10.4070/kcj.1999.29.3.292
- Author:
Hyun Sun JEON
;
Jei Keon CHAE
;
Sung Ki MOON
;
Won Ho KIM
;
Jae Ki KO
- Publication Type:Original Article
- Keywords:
Diabetes;
Coronary stenting
- MeSH:
Angiography;
Coronary Angiography;
Diabetes Mellitus;
Disease-Free Survival;
Follow-Up Studies;
Humans;
Incidence;
Infarction;
Mortality;
Risk Factors;
Stents*
- From:Korean Circulation Journal
1999;29(3):292-297
- CountryRepublic of Korea
- Language:Korean
-
Abstract:
BACKGROUNG AND OBJECTIVES: Diabetes mellitus is a significant risk factor for adverse outcome after PTCA, which is associated with an increased late mortality and target lesion revascularization (TLR) rates. The beneficial role of coronary stenting on the clinical and angiographic outcomes of diabetic patients is not clearly defined. The aim of this study was to evaluate the early and mid-term outcomes in diabetic patients undergoing elective stenting of native coronary lesions compared with those in non-diabetic patients. MATERIALS AND METHODS: Between July 1997 and June 1998, coronary stenting was performed on 46 lesions in 38 diabetic patients and 126 lesions in 117 non-diabetic patients. Follow-up angiography at mean day of 189+/-45 was performed in 58.7% (91 patients) and analysed by quantitative coronary angiography (QCA).

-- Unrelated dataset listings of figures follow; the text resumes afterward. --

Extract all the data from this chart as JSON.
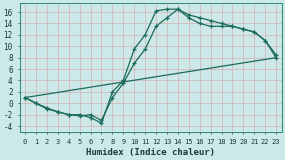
{
  "xlabel": "Humidex (Indice chaleur)",
  "xlim": [
    -0.5,
    23.5
  ],
  "ylim": [
    -5,
    17.5
  ],
  "xticks": [
    0,
    1,
    2,
    3,
    4,
    5,
    6,
    7,
    8,
    9,
    10,
    11,
    12,
    13,
    14,
    15,
    16,
    17,
    18,
    19,
    20,
    21,
    22,
    23
  ],
  "yticks": [
    -4,
    -2,
    0,
    2,
    4,
    6,
    8,
    10,
    12,
    14,
    16
  ],
  "bg_color": "#cce8e8",
  "grid_color": "#b0d0d0",
  "line_color": "#1a6b5a",
  "line1_x": [
    0,
    1,
    2,
    3,
    4,
    5,
    6,
    7,
    8,
    9,
    10,
    11,
    12,
    13,
    14,
    15,
    16,
    17,
    18,
    19,
    20,
    21,
    22,
    23
  ],
  "line1_y": [
    1,
    0,
    -1,
    -1.5,
    -2,
    -2,
    -2.5,
    -3.5,
    2,
    4,
    9.5,
    12,
    16.2,
    16.5,
    16.5,
    15.5,
    15.0,
    14.5,
    14.0,
    13.5,
    13.0,
    12.5,
    11.0,
    8.0
  ],
  "line2_x": [
    0,
    1,
    2,
    3,
    4,
    5,
    6,
    7,
    8,
    9,
    10,
    11,
    12,
    13,
    14,
    15,
    16,
    17,
    18,
    19,
    20,
    21,
    22,
    23
  ],
  "line2_y": [
    1,
    0,
    -0.8,
    -1.5,
    -2,
    -2.2,
    -2.0,
    -3.0,
    1.0,
    3.5,
    7.0,
    9.5,
    13.5,
    15.0,
    16.5,
    15.0,
    14.0,
    13.5,
    13.5,
    13.5,
    13.0,
    12.5,
    11.0,
    8.5
  ],
  "line3_x": [
    0,
    23
  ],
  "line3_y": [
    1,
    8.0
  ]
}
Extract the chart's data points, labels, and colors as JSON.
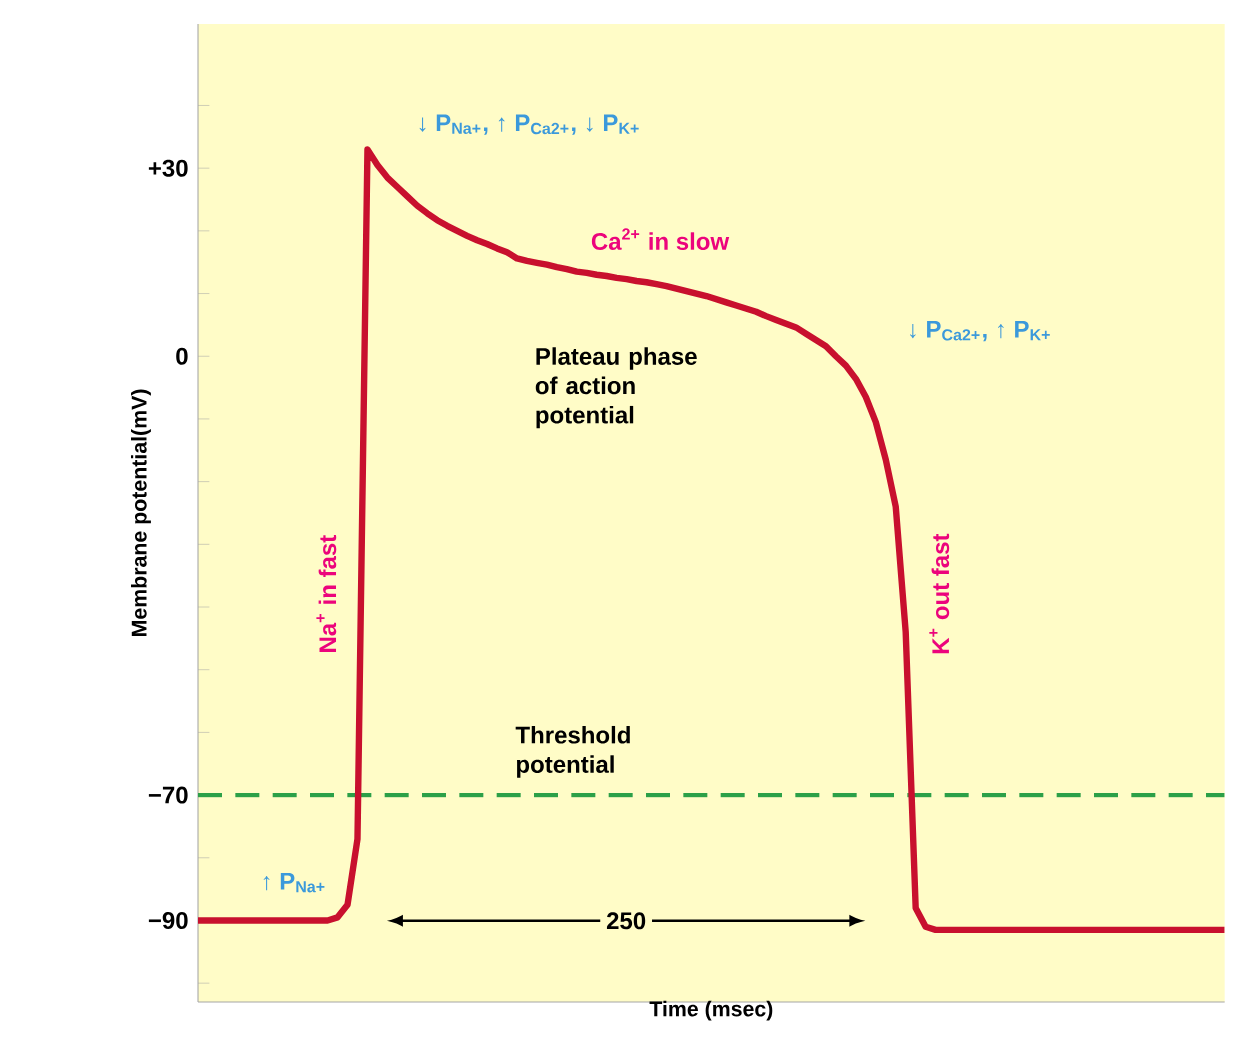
{
  "chart_data": {
    "type": "line",
    "xlabel": "Time (msec)",
    "ylabel": "Membrane potential(mV)",
    "ylim": [
      -103,
      53
    ],
    "tick_labels": "y",
    "yticks": [
      {
        "value": -100,
        "label": null
      },
      {
        "value": -90,
        "label": "−90"
      },
      {
        "value": -80,
        "label": null
      },
      {
        "value": -70,
        "label": "−70"
      },
      {
        "value": -60,
        "label": null
      },
      {
        "value": -50,
        "label": null
      },
      {
        "value": -40,
        "label": null
      },
      {
        "value": -30,
        "label": null
      },
      {
        "value": -20,
        "label": null
      },
      {
        "value": -10,
        "label": null
      },
      0,
      {
        "value": 10,
        "label": null
      },
      {
        "value": 20,
        "label": null
      },
      {
        "value": 30,
        "label": "+30"
      },
      {
        "value": 40,
        "label": null
      }
    ],
    "categories": [
      null,
      null,
      null,
      null,
      null,
      null,
      null,
      null,
      null,
      null,
      null,
      null,
      null,
      null,
      null,
      null,
      null,
      null,
      null,
      null,
      null,
      null,
      null,
      null,
      null,
      null,
      null,
      null,
      null,
      null,
      null,
      null,
      null,
      null,
      null,
      null,
      null,
      null,
      null,
      null,
      null,
      null,
      null,
      null,
      null,
      null,
      null,
      null,
      null,
      null,
      null,
      null,
      null,
      null,
      null,
      null,
      null,
      null,
      null,
      null,
      null,
      null,
      null,
      null,
      null,
      null,
      null,
      null,
      null,
      null,
      null,
      null,
      null,
      null,
      null,
      null,
      null,
      null,
      null,
      null,
      null,
      null,
      null,
      null,
      null,
      null,
      null,
      null,
      null,
      null,
      null,
      null,
      null,
      null,
      null,
      null,
      null,
      null,
      null,
      null,
      null,
      null,
      null,
      null
    ],
    "series": [
      {
        "color": "#c8102e",
        "values": [
          -90,
          -90,
          -90,
          -90,
          -90,
          -90,
          -90,
          -90,
          -90,
          -90,
          -90,
          -90,
          -90,
          -90,
          -89.5,
          -87.5,
          -77,
          33,
          30.5,
          28.5,
          27,
          25.5,
          24,
          22.8,
          21.7,
          20.8,
          20,
          19.2,
          18.5,
          17.9,
          17.2,
          16.6,
          15.6,
          15.2,
          14.9,
          14.6,
          14.2,
          13.9,
          13.5,
          13.3,
          13,
          12.8,
          12.5,
          12.3,
          12,
          11.8,
          11.5,
          11.2,
          10.8,
          10.4,
          10,
          9.6,
          9.1,
          8.6,
          8.1,
          7.6,
          7.1,
          6.4,
          5.8,
          5.2,
          4.6,
          3.6,
          2.6,
          1.6,
          0,
          -1.5,
          -3.6,
          -6.5,
          -10.5,
          -16.5,
          -24,
          -44,
          -88,
          -91,
          -91.5,
          -91.5,
          -91.5,
          -91.5,
          -91.5,
          -91.5,
          -91.5,
          -91.5,
          -91.5,
          -91.5,
          -91.5,
          -91.5,
          -91.5,
          -91.5,
          -91.5,
          -91.5,
          -91.5,
          -91.5,
          -91.5,
          -91.5,
          -91.5,
          -91.5,
          -91.5,
          -91.5,
          -91.5,
          -91.5,
          -91.5,
          -91.5,
          -91.5,
          -91.5
        ]
      }
    ],
    "ref_lines": [
      {
        "axis": "y",
        "value": -70,
        "label": "Threshold potential",
        "color": "#2ca048",
        "line_style": "dashed"
      }
    ],
    "annotations": [
      "↓ P$_{Na+}$, ↑ P$_{Ca2+}$, ↓ P$_{K+}$",
      "Ca$^{2+}$ in slow",
      "Plateau phase of action potential",
      "↓ P$_{Ca2+}$, ↑ P$_{K+}$",
      "Na$^{+}$ in fast",
      "K$^{+}$ out fast",
      "↑ P$_{Na+}$",
      "250"
    ]
  }
}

RESULTS: There was a higher incidence of multi-vessel disease in diabetic patients than non-diabetic patients but not statistically significant (71.1% vs 51.3%, p=0.106). There were no differences in major procedural complications and in-hospital events (myocardial infarction, angina and death) in diabetics and non-diabetics. During the follow-up, the incidence of target lesion revascularizton (TLR) and cardiac event free survival did not differ between two groups. CONCLUSION: Coronary stenting in diabetics resulted in a low rate of immediate procedural com-plications and early major adverse cardiac event (MACE), similar to non-diabetics. There were no differences in the mid-term clinical and angiographic outcomes in diabetics and non-diabetics.